16 Mountain Breezes at Three Different Sites: Salt Lake Valley, The Pyrenees and Guadarrama Mountain Range

Tuesday, 26 June 2018
New Mexico/Santa Fe Room/Portal (La Fonda on the Plaza)
Carlos Román-Cascón, Complutense University of Madrid, Madrid, Spain; and C. Yagüe, J. A. Arrillaga, M. Lothon, F. Lohou, E. R. Pardyjak, M. Sastre, G. Maqueda, and R. M. Inclán

Near-surface observational data from three different sites have been analyzed during periods of several months with the objective of performing robust statistics for the characterization of mountain breezes. These sites are located in the foothills of the Guadarrama mountains range (El Escorial, Spain), on a plateau close to The Pyrenees (Lannemezan, France) and within the Salt Lake Valley (Utah, US).

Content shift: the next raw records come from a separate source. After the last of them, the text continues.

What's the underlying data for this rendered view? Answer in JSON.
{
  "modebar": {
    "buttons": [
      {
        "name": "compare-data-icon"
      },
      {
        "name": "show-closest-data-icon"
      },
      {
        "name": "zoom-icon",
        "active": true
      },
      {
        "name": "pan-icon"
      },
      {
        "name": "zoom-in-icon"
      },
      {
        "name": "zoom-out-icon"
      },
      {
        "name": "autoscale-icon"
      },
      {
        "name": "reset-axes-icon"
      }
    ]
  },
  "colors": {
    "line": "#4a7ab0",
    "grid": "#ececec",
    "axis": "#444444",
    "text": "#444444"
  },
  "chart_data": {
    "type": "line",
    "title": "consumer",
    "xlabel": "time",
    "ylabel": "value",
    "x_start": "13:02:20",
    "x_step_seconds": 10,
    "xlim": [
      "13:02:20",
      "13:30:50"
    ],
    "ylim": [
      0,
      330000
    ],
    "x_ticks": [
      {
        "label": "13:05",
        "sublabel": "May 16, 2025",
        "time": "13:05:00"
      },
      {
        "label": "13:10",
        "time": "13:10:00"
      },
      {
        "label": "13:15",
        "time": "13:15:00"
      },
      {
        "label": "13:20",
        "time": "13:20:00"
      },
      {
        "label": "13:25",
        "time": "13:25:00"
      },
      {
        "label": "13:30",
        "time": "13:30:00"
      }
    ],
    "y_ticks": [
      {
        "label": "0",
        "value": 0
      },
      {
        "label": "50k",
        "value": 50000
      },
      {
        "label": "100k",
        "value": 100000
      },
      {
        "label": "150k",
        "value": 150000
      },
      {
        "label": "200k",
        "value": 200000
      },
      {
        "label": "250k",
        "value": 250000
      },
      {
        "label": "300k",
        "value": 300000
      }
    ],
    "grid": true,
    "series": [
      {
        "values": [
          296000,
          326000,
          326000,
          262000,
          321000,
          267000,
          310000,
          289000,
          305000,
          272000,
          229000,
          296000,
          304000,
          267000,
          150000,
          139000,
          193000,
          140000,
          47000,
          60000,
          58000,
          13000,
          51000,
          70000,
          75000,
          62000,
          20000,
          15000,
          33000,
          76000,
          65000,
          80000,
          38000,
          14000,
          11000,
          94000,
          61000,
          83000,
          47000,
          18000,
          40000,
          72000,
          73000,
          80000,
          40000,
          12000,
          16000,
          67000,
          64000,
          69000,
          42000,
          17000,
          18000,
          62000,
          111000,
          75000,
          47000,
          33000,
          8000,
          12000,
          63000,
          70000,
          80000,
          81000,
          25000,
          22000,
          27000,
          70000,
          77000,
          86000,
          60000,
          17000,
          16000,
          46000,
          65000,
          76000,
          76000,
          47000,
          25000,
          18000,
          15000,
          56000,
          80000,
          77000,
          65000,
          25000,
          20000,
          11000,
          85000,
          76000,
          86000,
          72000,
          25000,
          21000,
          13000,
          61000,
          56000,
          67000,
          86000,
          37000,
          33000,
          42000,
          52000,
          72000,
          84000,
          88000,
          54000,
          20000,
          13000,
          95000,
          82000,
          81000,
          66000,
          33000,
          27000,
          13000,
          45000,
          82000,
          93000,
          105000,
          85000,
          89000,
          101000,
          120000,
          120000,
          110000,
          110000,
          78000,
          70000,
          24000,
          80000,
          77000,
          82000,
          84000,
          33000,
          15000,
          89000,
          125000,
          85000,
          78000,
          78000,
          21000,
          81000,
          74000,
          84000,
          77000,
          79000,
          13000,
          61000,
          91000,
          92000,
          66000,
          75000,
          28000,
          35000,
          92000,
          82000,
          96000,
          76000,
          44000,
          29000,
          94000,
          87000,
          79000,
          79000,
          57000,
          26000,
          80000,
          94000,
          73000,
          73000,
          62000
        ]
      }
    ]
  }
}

A systematic algorithm has been used to automatically detect the katabatic and anabatic events at each site, based on the synoptic and local meteorological conditions. After their detection, these breezes have been studied and characterized by the changes observed in different near-surface micrometeorological variables. Special attention has been paid to the breeze effects on the surface turbulence fluxes and on the changes observed in CO2 and water vapor concentration during the development of these flows. The statistical description has been complemented with the detailed analysis of specific and representative case studies, in order to better illustrate how these systems are influencing the local conditions at the three sites. Although the analysis of differences between the three diverse sites is naturally a difficult task, the study of their similarity facilitates the establishment of more robust conclusions on meso-microscale interactions, as well as the definition of the characteristics and the impacts of these phenomena in the lower part of the planetary boundary layer.